The final chapter “From flags to candles: Visual hailing and articulation of nation” (Chapter 9) by JongHwa Lee takes a critical rhetorical approach and scrutinizes dialectical and rhetorical tensions between two prominent symbols of the protest, candles and flags. Drawing on theories of critical rhetoric and visual rhetoric, Lee closely examines the uses and the implications of two visual ideographs (candles and flags) during the candlelight demonstrations in 2002 and 2016-2017. Through his analyses, Lee demonstrates that “the choices of protest media ... are neither innocent nor trivial, but reflect political and rhetorical struggles of the time.” As the purpose (telos) of a “nation” was at the core of the Candlelight Movement, Lee argues, protesters used their visual markers (candles and flags) to “invoke, challenge, and justify their discursive, cultural, and political centrality and legitimacy in/for the nation” (p. 133).

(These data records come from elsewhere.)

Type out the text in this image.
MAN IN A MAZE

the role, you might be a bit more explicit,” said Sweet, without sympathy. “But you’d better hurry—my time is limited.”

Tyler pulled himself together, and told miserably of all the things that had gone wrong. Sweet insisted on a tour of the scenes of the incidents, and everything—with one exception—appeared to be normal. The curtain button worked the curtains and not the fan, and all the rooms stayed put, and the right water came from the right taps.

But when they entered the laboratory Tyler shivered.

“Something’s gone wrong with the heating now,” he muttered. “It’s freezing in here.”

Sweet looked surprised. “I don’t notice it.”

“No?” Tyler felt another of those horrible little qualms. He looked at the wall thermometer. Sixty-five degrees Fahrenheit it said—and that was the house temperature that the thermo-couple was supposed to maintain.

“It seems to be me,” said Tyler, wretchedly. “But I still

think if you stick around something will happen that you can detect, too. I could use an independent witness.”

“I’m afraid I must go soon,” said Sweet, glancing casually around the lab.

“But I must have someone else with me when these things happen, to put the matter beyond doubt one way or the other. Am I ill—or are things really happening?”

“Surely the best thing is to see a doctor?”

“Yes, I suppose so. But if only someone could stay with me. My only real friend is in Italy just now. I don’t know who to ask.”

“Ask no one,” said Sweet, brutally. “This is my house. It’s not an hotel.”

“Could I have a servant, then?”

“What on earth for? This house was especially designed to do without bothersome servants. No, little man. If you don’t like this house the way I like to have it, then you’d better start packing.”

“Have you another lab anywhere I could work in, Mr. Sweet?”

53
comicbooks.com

As seen, each chapter spotlights a distinct aspect of the Candlelight Movement, offering unique insights into the historic democratic moment in Korea. Given that the implications of this volume can be applied to social movements in other contexts, this collection will be an indispensable read for anyone who is interested in the study of social movements and social justice. Additionally, because each chapter includes a succinct, yet meaningful historical overview of its topic in relation to social movements in Korea, this volume can serve as an excellent introductory book for students and scholars in Korean Studies as well as those in Communication Studies, Journalism and Media Studies, Performance Studies, Sociology, and Political Science who may be less familiar with Korean history and culture.

Reading this collection was as much an emotional experience as an intellectual one. Clearly, the Candlelight Movement was a historic event filled with a range of emotions, and correspondingly, chapters in this volume reflect those emotions (anger, hope, trauma, sense of belonging, empowerment, disappointment, etc.). More significantly, however, the pages of this volume are filled with emotions. Through their writing, authors conveyed their sense of hope, pride, and admiration as well as their indignation, frustration, and plea for a more just society. Regardless of their perspective on what did and did not happen during the Candlelight Movement, what is evident is the contributors’ passion and genuine concern for social justice and the future of democracy in Korea and beyond.

While this book is relatively short, its chapters are impeccably arranged, building a sense of culmination as the pages progress. What could be added to this volume is a concluding chapter. Perhaps, it may have been intentional to keep the conclusion open as the fight for social justice is ongoing and many more stories remain to be written. Even so, a synthesis that brings various perspectives together and a discussion of future questions to consider would enhance this already excellent volume.

Overall, this collection offers one-of-a-kind insight and background into the historic social movement in Korea. Readers will appreciate diverse and critical perspectives of scholars who care deeply about social justice, democracy, and communication. This volume reminds us of the complexity of social movements and the centrality of communication in the ongoing fight for social justice, all the while leaving us with much-needed hope for the future.

References

  • Lee, J., Oh, C., & Kim, Y. (Eds.). (2021). The candlelight movement, democracy, and communication in Korea. Routledge.